The Graham Foundation

Madlener House
4 West Burton Place
Chicago, Illinois 60610

Madalyn Merkey makes her Lampo debut and premieres Digital Concert Creatures, a quadraphonic work for synthetic computer sounds and voice. Merkey sets autonomous sonic characters, or “creatures,” in motion, building sound by layering frequencies.

“The main idea is that each letter on the keyboard has a different personality defined by four columns of numbers on the computer screen,” she writes. “Each keystroke catches a snapshot of the ‘creature’ as it moves along a compositional path, which then becomes complicated or influenced by the other keys being pressed.”

Through a mix of control and chaos—and informed by mathematics more than traditional musicianship—Merkey’s new work is as playful as it is dense.

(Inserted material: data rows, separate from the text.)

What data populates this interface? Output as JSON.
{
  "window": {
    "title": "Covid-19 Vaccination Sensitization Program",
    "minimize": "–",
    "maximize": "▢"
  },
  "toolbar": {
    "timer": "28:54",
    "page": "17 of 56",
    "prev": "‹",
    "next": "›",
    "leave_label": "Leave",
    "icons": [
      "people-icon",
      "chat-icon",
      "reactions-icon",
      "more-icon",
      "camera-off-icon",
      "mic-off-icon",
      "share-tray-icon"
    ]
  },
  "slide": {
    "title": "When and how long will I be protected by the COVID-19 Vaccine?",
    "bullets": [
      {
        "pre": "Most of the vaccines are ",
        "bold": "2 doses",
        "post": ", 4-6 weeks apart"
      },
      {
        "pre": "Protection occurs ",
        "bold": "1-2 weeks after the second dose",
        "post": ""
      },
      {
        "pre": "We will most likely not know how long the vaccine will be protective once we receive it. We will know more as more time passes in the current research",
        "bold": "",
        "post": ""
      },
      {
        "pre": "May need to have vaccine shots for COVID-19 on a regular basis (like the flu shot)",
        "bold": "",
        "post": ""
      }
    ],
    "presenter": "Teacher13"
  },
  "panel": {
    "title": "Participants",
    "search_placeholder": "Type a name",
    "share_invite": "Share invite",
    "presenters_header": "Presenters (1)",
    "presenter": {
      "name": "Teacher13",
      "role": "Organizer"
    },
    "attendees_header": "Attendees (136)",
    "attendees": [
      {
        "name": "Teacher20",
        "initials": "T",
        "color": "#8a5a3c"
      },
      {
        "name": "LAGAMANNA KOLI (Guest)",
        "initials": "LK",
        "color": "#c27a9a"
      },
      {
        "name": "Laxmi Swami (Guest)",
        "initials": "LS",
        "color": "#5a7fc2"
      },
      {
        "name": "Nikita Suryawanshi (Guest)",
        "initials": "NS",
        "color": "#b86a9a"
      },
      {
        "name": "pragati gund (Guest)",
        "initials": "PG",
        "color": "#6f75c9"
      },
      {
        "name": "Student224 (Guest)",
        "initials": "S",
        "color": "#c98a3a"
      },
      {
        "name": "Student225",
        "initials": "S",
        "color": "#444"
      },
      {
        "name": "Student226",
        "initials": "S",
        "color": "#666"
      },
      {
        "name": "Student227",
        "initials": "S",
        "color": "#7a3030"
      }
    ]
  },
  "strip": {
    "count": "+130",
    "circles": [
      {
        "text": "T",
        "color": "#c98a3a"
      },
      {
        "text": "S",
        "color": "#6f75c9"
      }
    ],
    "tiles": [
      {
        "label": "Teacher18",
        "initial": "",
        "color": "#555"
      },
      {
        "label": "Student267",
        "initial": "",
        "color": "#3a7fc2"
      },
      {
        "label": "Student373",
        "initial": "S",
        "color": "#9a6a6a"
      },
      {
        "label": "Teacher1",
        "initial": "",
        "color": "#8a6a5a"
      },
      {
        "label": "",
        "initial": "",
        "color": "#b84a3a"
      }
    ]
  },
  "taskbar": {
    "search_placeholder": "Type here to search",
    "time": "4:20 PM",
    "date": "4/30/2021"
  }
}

Madalyn Merkey (b.1988, Oklahoma City, Okla.) is a composer and performer of live computer music based in Oakland. Her practice began as a visual artist at the School of the Art Institute of Chicago, where she transitioned to sound and time-based art in 2010. Her recent work is concerned with using principles of logic to create computer programs that generate distinct sound surprises in a live setting.

Merkey is also the English translator of Due scuole di musica elettronica in Italia, a pioneering electronic music text written by Enore Zaffiri in the 1960s. Her translation, Two Schools of Electronic Music, is forthcoming from Die Schachtel. Recordings of Merkey’s work Scent (2012) and Valley Girl (2014) are available on New Images Ltd.

Presented in partnership with the Graham Foundation

Artist Talk: In 2013, Madalyn Merkey used her spring break to look through every book about electronic music in the Mills College library. There she found Due scuole di musica elettronica in Italia (1968) by Enore Zaffiri. At first, drawn to the Italian composer’s simple visual scores, she used Google Translate to decipher the text and found unexpected parallels to her own development as a sound artist. Due scuole… became the focus of her M.F.A. thesis, with additional research completed at the Conservatorio di Musica Luigi Cherubini in Florence. In this artist talk for Lampo, Merkey discusses Zaffiri’s early work and provides visual and audio examples from her translation process, along with unreleased historical recordings from the first Turin course of electronic music. Lampo Annex, Monadnock Building, 53 W. Jackson Blvd. #1656. Friday, November 16, 6 p.m.